アデリーで買った羊毛の服のままだと確かに暑かっただろうと、昨日トキナーで買ってもらった白い麻の服の裾をつまみながらサラが思う。御者台のルアンは太陽の日差しを遮るように、即席の日除けを御者台に張り出していた。
「ルアン様、この街に入ったらすぐにお仕事を?」
サラが白い裾から手を離し、御者台のルアンに声を掛けた。この旅の途中、ルアンは無為に荷馬車を走らせている訳ではなく、ちゃんと商売もこなしていた。時々仕事の手伝いをするサラから見ると、商売をしている時のルアンは普段と印象が少し違い、六歳という自分との歳の差をかなり感じる場面でもあった。

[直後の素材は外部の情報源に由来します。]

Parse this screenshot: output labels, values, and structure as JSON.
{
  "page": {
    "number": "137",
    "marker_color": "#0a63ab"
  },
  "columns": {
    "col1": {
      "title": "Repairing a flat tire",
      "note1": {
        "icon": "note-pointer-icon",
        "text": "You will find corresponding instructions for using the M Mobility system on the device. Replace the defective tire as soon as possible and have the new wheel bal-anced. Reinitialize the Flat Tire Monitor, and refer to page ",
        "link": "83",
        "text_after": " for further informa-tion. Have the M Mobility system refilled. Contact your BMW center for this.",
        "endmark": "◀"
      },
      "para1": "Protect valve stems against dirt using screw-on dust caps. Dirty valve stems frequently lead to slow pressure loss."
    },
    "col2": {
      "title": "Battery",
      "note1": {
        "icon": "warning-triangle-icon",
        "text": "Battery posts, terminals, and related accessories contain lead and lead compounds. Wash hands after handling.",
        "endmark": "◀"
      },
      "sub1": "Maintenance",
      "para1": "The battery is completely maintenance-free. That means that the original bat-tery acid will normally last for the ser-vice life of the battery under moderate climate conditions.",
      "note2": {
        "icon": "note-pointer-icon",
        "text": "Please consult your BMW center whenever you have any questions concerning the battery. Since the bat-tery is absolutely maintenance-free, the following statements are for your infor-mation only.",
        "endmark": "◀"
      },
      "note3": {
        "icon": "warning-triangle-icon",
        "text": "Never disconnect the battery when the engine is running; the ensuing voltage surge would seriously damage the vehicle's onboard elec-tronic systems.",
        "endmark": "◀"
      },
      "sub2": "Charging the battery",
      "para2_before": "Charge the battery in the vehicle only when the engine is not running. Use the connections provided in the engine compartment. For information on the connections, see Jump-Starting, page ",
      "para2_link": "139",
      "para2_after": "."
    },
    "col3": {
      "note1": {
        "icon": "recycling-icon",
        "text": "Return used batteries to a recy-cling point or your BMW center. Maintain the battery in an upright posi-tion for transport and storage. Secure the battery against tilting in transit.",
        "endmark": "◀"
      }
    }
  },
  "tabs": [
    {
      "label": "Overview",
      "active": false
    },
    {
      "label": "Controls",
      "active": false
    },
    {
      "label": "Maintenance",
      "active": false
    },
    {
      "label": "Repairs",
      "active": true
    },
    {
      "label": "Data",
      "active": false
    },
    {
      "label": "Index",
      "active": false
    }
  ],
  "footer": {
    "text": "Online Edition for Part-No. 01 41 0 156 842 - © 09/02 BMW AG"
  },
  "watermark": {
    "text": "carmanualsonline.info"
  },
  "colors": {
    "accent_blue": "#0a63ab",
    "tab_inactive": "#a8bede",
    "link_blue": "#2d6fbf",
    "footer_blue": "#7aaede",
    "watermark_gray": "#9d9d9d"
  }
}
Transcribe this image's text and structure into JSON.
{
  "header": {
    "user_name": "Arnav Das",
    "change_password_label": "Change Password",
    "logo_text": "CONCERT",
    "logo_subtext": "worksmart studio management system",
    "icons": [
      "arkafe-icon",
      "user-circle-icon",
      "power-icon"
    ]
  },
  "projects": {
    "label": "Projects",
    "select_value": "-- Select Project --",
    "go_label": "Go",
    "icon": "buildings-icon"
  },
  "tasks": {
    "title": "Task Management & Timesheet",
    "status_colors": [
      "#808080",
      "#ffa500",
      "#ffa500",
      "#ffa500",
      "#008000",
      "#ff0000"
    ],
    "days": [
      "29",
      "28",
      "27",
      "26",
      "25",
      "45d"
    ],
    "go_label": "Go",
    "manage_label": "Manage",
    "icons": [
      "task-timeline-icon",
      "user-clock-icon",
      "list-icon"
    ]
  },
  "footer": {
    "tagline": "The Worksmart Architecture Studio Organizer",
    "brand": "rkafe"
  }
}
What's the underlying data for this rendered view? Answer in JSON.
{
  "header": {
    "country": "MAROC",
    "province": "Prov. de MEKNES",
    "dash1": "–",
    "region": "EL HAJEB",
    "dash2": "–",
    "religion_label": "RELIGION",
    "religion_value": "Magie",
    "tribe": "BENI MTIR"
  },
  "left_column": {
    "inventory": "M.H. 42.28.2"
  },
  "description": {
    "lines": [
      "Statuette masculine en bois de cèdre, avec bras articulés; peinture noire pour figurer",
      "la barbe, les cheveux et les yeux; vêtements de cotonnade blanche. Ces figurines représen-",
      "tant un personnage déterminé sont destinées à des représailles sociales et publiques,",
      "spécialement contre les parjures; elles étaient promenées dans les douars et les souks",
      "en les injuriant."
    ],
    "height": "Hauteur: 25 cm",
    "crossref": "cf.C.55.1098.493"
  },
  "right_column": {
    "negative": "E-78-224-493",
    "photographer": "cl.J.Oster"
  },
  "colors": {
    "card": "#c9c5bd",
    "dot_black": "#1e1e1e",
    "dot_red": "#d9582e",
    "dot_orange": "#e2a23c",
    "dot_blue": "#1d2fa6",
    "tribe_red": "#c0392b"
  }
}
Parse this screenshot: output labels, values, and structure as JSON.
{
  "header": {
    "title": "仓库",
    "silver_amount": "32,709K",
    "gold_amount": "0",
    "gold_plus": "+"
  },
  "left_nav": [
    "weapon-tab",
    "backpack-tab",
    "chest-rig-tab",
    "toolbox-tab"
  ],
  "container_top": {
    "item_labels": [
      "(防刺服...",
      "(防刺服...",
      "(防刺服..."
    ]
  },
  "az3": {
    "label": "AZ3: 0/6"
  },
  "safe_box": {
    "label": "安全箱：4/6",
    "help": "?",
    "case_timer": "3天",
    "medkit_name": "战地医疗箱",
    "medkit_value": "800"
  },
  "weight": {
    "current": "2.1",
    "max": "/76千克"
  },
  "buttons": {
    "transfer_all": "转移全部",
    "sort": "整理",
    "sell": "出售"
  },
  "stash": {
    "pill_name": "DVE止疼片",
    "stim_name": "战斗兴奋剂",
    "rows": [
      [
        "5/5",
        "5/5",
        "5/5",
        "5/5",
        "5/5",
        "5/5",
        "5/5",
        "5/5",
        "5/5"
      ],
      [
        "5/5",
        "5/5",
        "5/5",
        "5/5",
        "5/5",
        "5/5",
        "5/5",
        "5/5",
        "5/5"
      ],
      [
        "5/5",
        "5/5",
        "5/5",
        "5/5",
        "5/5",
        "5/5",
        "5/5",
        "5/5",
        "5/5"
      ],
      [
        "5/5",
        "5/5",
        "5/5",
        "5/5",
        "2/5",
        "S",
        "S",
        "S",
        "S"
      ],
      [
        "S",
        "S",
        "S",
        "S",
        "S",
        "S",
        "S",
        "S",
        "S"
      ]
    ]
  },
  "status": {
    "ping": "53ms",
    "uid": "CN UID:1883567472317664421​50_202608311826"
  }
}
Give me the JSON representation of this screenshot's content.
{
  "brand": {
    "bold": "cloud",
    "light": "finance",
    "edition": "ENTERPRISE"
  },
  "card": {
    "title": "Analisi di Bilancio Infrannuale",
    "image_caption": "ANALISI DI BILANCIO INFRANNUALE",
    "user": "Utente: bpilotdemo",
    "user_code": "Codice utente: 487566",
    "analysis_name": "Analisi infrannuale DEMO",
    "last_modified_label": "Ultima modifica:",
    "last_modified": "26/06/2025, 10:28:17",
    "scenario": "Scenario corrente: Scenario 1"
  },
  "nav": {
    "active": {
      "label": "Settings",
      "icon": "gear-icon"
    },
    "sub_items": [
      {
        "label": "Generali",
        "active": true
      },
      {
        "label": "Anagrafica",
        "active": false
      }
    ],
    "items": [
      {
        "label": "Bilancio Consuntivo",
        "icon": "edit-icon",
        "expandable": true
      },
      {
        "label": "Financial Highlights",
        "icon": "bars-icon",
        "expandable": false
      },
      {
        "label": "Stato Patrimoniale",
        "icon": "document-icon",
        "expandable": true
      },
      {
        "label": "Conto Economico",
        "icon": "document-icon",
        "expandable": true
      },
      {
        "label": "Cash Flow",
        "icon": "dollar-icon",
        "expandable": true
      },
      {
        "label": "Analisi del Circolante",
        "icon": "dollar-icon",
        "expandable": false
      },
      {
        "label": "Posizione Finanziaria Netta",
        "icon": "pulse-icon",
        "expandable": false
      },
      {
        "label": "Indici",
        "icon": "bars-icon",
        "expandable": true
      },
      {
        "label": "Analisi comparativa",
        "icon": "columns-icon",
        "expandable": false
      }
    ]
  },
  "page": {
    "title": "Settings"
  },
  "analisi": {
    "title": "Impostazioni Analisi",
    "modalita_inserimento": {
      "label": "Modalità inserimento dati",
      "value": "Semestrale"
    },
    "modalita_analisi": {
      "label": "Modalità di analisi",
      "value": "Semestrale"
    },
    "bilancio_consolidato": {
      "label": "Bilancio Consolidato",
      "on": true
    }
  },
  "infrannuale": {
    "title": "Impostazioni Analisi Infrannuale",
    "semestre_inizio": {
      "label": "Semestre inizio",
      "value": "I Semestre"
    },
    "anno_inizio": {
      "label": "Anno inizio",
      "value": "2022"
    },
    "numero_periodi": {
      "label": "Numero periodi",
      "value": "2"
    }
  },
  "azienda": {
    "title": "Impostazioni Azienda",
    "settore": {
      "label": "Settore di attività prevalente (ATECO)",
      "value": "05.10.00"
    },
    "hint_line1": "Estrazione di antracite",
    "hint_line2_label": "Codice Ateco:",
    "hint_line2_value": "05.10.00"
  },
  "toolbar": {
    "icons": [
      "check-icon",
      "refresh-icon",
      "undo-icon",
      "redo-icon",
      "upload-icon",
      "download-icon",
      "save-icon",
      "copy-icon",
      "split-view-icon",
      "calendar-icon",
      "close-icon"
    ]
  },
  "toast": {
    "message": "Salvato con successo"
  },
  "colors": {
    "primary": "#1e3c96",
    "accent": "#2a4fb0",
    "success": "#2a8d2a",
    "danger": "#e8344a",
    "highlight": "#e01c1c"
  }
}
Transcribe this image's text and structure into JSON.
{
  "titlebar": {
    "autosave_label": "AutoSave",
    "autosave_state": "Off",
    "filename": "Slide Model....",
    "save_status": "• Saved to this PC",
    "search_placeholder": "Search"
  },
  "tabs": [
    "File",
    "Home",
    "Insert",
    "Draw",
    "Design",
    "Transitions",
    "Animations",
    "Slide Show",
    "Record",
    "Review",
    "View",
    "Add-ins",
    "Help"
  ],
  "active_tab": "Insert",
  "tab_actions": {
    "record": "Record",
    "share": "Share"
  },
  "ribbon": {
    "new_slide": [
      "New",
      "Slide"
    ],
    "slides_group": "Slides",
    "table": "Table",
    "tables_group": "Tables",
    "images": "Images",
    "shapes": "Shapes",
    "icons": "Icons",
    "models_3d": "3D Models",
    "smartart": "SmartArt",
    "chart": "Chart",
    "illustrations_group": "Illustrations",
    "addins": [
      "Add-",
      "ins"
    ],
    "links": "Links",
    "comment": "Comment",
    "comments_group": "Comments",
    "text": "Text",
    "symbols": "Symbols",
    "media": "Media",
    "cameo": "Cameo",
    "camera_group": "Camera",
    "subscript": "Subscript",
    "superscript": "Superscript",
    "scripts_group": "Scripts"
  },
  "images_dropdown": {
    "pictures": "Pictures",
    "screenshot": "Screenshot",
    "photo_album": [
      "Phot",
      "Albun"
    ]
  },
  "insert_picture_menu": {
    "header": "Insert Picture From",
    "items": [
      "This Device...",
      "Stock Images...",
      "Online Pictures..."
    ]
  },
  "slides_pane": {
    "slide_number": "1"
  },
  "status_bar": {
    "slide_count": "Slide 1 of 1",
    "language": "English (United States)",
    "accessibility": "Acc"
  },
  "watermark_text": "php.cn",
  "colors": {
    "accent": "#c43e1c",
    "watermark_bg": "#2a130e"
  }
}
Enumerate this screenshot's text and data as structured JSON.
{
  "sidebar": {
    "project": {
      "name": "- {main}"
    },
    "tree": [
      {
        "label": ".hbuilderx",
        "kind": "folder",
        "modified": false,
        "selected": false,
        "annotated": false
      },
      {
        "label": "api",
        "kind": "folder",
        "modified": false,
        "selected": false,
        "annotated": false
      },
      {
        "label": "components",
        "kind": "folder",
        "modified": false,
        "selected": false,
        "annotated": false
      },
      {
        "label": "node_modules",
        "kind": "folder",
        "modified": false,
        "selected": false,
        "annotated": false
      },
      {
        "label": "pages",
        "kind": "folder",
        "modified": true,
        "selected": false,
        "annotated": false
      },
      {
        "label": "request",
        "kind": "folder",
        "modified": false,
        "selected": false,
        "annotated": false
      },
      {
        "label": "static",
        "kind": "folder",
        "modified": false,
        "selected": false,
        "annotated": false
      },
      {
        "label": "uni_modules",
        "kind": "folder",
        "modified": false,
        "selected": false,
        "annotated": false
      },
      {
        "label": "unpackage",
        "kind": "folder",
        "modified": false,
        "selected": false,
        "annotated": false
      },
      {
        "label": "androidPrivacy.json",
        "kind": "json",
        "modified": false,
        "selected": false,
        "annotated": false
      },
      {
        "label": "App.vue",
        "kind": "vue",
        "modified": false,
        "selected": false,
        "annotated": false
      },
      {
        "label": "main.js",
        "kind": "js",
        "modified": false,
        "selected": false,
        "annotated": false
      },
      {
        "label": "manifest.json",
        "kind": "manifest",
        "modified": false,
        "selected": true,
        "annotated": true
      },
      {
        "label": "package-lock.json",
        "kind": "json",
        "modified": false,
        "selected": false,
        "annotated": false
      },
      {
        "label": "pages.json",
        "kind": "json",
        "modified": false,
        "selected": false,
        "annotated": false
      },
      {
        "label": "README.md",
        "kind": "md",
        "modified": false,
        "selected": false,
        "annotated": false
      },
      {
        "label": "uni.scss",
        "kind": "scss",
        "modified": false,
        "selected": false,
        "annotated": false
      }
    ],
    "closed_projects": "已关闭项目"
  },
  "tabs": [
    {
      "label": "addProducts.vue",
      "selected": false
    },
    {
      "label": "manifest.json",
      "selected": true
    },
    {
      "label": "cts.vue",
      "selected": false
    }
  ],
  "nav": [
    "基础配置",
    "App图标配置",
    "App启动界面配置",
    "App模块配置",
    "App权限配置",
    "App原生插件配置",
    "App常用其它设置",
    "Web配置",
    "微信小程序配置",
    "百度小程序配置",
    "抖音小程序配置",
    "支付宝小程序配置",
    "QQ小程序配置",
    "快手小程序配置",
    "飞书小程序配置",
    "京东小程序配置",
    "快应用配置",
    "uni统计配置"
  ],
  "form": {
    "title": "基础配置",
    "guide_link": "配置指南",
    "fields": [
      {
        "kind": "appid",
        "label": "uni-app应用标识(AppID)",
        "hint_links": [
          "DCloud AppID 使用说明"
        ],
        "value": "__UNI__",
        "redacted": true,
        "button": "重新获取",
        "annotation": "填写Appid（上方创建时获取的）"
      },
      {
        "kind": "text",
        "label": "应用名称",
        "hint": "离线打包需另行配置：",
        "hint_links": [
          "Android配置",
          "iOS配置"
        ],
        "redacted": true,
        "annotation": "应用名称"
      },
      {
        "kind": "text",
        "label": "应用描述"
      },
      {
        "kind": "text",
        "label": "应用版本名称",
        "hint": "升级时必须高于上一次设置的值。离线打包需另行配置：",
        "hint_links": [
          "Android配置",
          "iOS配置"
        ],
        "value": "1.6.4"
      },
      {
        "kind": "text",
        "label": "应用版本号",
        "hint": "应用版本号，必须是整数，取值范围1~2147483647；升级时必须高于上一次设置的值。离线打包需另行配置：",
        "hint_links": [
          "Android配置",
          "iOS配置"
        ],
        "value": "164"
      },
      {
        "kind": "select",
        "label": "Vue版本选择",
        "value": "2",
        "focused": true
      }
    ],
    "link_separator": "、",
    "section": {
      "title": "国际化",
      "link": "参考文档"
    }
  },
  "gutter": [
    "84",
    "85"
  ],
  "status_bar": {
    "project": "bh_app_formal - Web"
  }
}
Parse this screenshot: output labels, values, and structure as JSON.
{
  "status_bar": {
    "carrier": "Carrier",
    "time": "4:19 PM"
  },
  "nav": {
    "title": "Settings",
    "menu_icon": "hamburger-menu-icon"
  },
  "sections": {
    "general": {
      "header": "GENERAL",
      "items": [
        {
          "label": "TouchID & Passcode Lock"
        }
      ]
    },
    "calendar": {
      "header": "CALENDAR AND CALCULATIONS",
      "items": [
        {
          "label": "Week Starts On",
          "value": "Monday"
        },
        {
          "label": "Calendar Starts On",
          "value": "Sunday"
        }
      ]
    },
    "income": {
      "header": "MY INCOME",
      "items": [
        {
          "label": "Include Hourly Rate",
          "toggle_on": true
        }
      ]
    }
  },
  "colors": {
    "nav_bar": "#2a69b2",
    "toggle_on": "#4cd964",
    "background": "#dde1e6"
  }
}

「ああ、ここは俺が世話になったお客さんがいるからね。さっき言ってた――」
「レモンの人ですか?」
「……うん、そう。でもレモンの人はもういないんじゃないかな」
なんとなく困ったような顔をするルアンに対して、またサラは少しだけ不満を覚えた。胸騒ぎというか、自分の胸の中になにかしらモヤモヤとしたものが広がっていく感覚がする。時々サラをからかうように話をはぐらかすことのあるルアンではあるけれど、今回サラが受けた印象は少し違った。『レモンの人』とサラが言ったときに見せた表情の変化が、ルアンにしては一呼吸遅れた反応だったのだ。
「あの……、ルアン様?」
「ん?」
「その……、いえ、なんでもありません」
サラは途中で質問をやめた。本当は『レモンの人って、女の人ですか?』と聞きたかったのだけれど、そんなことを聞けるサラではなかった。それにもし女の人だったらどうだというのだろう。その人はルアンのお得意様だと言っていた、それをもっと踏み込んで確かめたところでサラ自身に何の影響があるのか。と、そんなことを考えるサラの頬は無意識に膨らんでいた。
「サラ、荷物の布をめくってあげて」
考え事をしていたサラの耳にルアンの言葉が不意に届く。
「え?」
「いや、ほら役人の人に荷物を見せないと」
サラが荷馬車の後ろの方を見ると、二人の役人が荷台を覗き込んでいるところだった。どうやら『レモンの人』のことをモヤモヤと考えている間に、審査の順番が来たらしい。
「は、はいっ、ルアン様。すいません、いま荷物を! ああっ!!」
焦ったサラは自分の服の裾を踏みつけてしまい、つんのめりそうになりながら荷物に掛かっている布を思わずつかんでしまった。その白い布は馬の干し草を覆っているだけのものだったので、つんのめったサラの勢いを止めることなどできる訳もなく、サラは大きく口を開けたまま干し草の中に倒れ込んだのだった。